ZeroGUI: Automating Online GUI Learning at Zero Human Cost
Chenyu Yang, Shiqian Su, Shi Liu, Xuan Dong, Yue Yu, Weijie Su, Xuehui Wang, Zhaoyang Liu, Jinguo Zhu, Hao Li, Wenhai Wang, Yu Qiao, Xizhou Zhu, Jifeng Dai
2025-05-30
Summary
This paper talks about ZeroGUI, a system that teaches computer programs to understand and interact with online interfaces automatically, without needing people to help much.
What's the problem?
The problem is that training AI to use websites or apps by learning how to click buttons and fill forms usually requires a lot of human effort and time to guide the learning process.
What's the solution?
The researchers created ZeroGUI, which uses AI models that understand both images and language to create tasks and judge how well the AI is doing.
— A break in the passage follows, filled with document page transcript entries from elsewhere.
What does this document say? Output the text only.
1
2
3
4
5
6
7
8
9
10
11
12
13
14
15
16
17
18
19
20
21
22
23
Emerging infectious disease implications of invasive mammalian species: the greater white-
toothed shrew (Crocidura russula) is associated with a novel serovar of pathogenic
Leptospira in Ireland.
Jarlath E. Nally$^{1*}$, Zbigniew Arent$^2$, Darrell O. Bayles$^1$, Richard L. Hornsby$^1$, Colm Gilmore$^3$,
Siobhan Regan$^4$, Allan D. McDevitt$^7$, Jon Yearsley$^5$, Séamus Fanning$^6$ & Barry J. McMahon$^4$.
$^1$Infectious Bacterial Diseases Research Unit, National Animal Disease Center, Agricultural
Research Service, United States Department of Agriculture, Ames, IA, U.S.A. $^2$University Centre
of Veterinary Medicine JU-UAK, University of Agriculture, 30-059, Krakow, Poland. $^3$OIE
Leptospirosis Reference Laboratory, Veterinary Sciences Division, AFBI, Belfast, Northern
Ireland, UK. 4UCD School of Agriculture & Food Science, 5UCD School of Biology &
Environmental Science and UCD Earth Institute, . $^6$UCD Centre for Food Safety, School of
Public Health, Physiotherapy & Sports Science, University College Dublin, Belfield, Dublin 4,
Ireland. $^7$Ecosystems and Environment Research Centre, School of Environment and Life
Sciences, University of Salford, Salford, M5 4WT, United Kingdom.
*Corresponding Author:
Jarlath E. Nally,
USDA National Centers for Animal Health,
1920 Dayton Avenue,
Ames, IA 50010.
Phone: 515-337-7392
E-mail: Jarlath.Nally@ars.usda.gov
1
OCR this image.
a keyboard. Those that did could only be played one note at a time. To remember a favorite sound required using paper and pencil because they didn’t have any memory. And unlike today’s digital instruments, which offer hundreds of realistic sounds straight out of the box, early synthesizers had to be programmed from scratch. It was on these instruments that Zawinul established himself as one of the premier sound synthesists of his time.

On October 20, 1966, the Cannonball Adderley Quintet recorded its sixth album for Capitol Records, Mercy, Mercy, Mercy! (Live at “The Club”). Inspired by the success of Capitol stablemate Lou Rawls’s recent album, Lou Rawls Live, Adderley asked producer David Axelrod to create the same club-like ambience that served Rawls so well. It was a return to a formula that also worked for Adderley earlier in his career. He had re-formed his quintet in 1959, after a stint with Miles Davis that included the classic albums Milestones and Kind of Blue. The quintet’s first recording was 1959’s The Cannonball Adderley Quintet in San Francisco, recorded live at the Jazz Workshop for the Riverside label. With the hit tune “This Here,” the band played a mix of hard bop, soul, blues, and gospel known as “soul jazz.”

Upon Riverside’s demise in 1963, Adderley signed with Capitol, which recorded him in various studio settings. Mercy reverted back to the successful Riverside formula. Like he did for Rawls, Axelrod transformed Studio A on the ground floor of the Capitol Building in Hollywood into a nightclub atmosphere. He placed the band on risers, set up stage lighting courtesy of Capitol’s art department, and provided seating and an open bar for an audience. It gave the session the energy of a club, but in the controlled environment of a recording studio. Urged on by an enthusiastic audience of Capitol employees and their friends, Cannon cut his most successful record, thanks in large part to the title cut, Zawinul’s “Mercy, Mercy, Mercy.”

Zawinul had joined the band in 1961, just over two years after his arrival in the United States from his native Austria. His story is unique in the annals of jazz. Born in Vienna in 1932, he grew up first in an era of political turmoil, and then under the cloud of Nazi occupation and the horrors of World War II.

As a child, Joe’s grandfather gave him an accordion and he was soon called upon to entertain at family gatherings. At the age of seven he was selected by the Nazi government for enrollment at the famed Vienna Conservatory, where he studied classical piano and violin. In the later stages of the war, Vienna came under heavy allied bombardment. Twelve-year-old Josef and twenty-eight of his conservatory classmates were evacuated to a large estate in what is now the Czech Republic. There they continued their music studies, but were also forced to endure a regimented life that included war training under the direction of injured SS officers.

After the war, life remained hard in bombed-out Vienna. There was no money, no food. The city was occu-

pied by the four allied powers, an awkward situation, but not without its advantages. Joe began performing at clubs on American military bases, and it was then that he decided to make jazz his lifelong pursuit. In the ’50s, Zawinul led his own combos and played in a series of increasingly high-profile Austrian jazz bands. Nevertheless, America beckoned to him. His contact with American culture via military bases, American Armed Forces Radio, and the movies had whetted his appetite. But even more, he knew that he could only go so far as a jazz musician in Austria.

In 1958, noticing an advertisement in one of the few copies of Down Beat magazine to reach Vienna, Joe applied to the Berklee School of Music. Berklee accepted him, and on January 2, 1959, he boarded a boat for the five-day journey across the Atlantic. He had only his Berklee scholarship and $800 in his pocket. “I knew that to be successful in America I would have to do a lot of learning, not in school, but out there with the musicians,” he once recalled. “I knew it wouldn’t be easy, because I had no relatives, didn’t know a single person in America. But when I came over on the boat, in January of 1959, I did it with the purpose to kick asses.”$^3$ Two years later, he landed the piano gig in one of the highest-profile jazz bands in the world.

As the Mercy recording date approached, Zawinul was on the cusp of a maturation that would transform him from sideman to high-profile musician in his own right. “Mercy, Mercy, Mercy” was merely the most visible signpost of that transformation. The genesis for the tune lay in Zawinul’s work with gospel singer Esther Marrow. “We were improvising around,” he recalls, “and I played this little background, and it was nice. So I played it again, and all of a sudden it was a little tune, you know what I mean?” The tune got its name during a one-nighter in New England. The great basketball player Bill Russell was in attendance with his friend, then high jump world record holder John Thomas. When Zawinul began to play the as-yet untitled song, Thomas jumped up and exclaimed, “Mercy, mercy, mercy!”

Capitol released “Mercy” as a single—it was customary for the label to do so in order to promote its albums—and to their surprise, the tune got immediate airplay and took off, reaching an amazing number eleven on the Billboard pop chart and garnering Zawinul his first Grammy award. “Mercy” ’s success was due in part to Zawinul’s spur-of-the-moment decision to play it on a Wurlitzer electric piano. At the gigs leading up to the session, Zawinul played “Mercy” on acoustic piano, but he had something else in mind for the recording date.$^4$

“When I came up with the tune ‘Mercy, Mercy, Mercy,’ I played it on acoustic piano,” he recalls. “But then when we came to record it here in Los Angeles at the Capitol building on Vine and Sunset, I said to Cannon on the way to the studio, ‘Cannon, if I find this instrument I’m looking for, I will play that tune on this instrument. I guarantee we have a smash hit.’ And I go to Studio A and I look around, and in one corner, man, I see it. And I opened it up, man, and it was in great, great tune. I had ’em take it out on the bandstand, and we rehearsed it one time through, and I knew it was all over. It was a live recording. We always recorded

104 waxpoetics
This way, the AI can learn to use online interfaces by itself, with almost no human help.
Why it matters?
This is important because it can make it much easier and faster to develop smart programs that can use websites or apps on their own, which could help automate many online tasks and improve how AI interacts with digital tools.
Abstract
ZeroGUI is an online learning framework that uses Vision-Language Models for task generation and reward estimation, enhancing GUI Agents' performance with minimal human intervention.